Now, on a trailing-12-months basis, its EPS is at C$6.36 and is expected to come in at around C$6.00 for the full year before continuing its uptrend.

The company’s book value per share has had a much smoother ride, rising continuously every year for at least the past 10 years. It has risen from C$23.52 in 2012 to C$43.57 as of its most recent quarter. Therefore, it’s evident that the company has created value for its shareholders over the years, making it worth looking into.

Another way to measure its value-creating capabilities is by looking at its return on equity, which has been 12.1% on average in the past five years. Since SLF’s cost of capital is only 7.8%, the positive spread between the two figures (12.1% – 7.8% = 4.3%) means that SLF is a value creator.

Dividends and Book Value Growth Can Generate Strong Returns

Sun Life currently has a forward dividend yield of 4.74%. It also has five and seven-year dividend CAGRs (compound annual growth rates) of 9.5% and 9%, respectively. With a payout ratio of about 41% and solid long-term earnings growth, the company can likely sustain high-single-digit dividend increases for the next few years. This, combined with its five-year book-value-per-share CAGR of 6.1% (if it can keep up a similar rate in the medium term), can provide investors with returns north of 10% per year.

This also assumes that the company can maintain its 1.3x price/book ratio, which is a reasonable assumption since its five-year average stands at 1.5x. However, one thing to note is that due to a potential upcoming recession, the company may experience a slowdown for the next year or two, which could affect its total-return potential.

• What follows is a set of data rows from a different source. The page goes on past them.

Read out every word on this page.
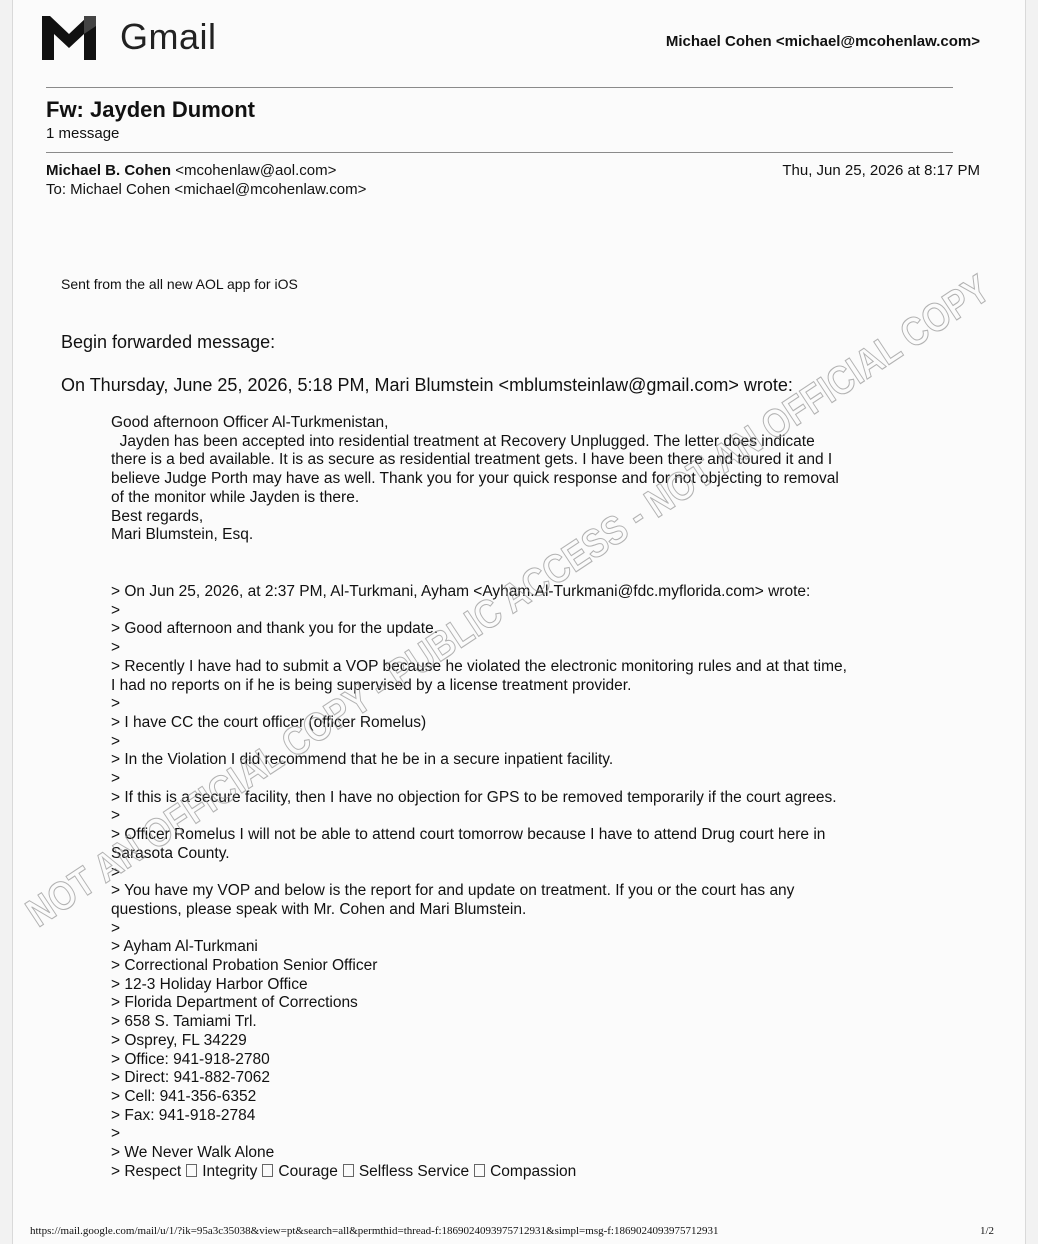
Gmail	Michael Cohen <michael@mcohenlaw.com>
Fw: Jayden Dumont
1 message
Michael B. Cohen <mcohenlaw@aol.com>
To: Michael Cohen <michael@mcohenlaw.com>
Thu, Jun 25, 2026 at 8:17 PM
Sent from the all new AOL app for iOS
Begin forwarded message:
On Thursday, June 25, 2026, 5:18 PM, Mari Blumstein <mblumsteinlaw@gmail.com> wrote:
Good afternoon Officer Al-Turkmenistan,
Jayden has been accepted into residential treatment at Recovery Unplugged. The letter does indicate
there is a bed available. It is as secure as residential treatment gets. I have been there and toured it and I
believe Judge Porth may have as well. Thank you for your quick response and for not objecting to removal
of the monitor while Jayden is there.
Best regards,
Mari Blumstein, Esq.
> On Jun 25, 2026, at 2:37 PM, Al-Turkmani, Ayham <Ayham.Al-Turkmani@fdc.myflorida.com> wrote:
>
> Good afternoon and thank you for the update.
>
> Recently I have had to submit a VOP because he violated the electronic monitoring rules and at that time,
I had no reports on if he is being supervised by a license treatment provider.
>
> I have CC the court officer (officer Romelus)
>
> In the Violation I did recommend that he be in a secure inpatient facility.
>
> If this is a secure facility, then I have no objection for GPS to be removed temporarily if the court agrees.
>
> Officer Romelus I will not be able to attend court tomorrow because I have to attend Drug court here in
Sarasota County.
>
> You have my VOP and below is the report for and update on treatment. If you or the court has any
questions, please speak with Mr. Cohen and Mari Blumstein.
>
> Ayham Al-Turkmani
> Correctional Probation Senior Officer
> 12-3 Holiday Harbor Office
> Florida Department of Corrections
> 658 S. Tamiami Trl.
> Osprey, FL 34229
> Office: 941-918-2780
> Direct: 941-882-7062
> Cell: 941-356-6352
> Fax: 941-918-2784
>
> We Never Walk Alone
> Respect Integrity Courage Selfless Service Compassion
https://mail.google.com/mail/u/1/?ik=95a3c35038&view=pt&search=all&permthid=thread-f:1869024093975712931&simpl=msg-f:1869024093975712931	1/2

Nonetheless, Sun Life can still boost its growth through acquisitions, such as its DentaQuest acquisition, which was discussed in more detail here.

Is Sun Life a Good Stock to Buy, According to Analysts?

Analysts are cautiously optimistic about Sun Life Financial. SLF stock earns a Moderate Buy consensus rating based on four Buys and four Hold ratings assigned in the past three months. The average SLF stock forecast of C$70.24 implies 20.8% upside potential.

Conclusion: Sun Life Financial Stock is Worth Considering

Sun Life Financial looks like a solid stock that has upside potential based on its dividend and book-value-per-share growth potential. Analysts even assign it 20.8% upside potential, which is similar to the upside that it would experience if it returned to its five-year average price/book ratio of 1.5x (16% upside potential). Along with its ‘Perfect 10’ Smart Score rating and long history that has survived many downturns, SLF stock is definitely worth considering.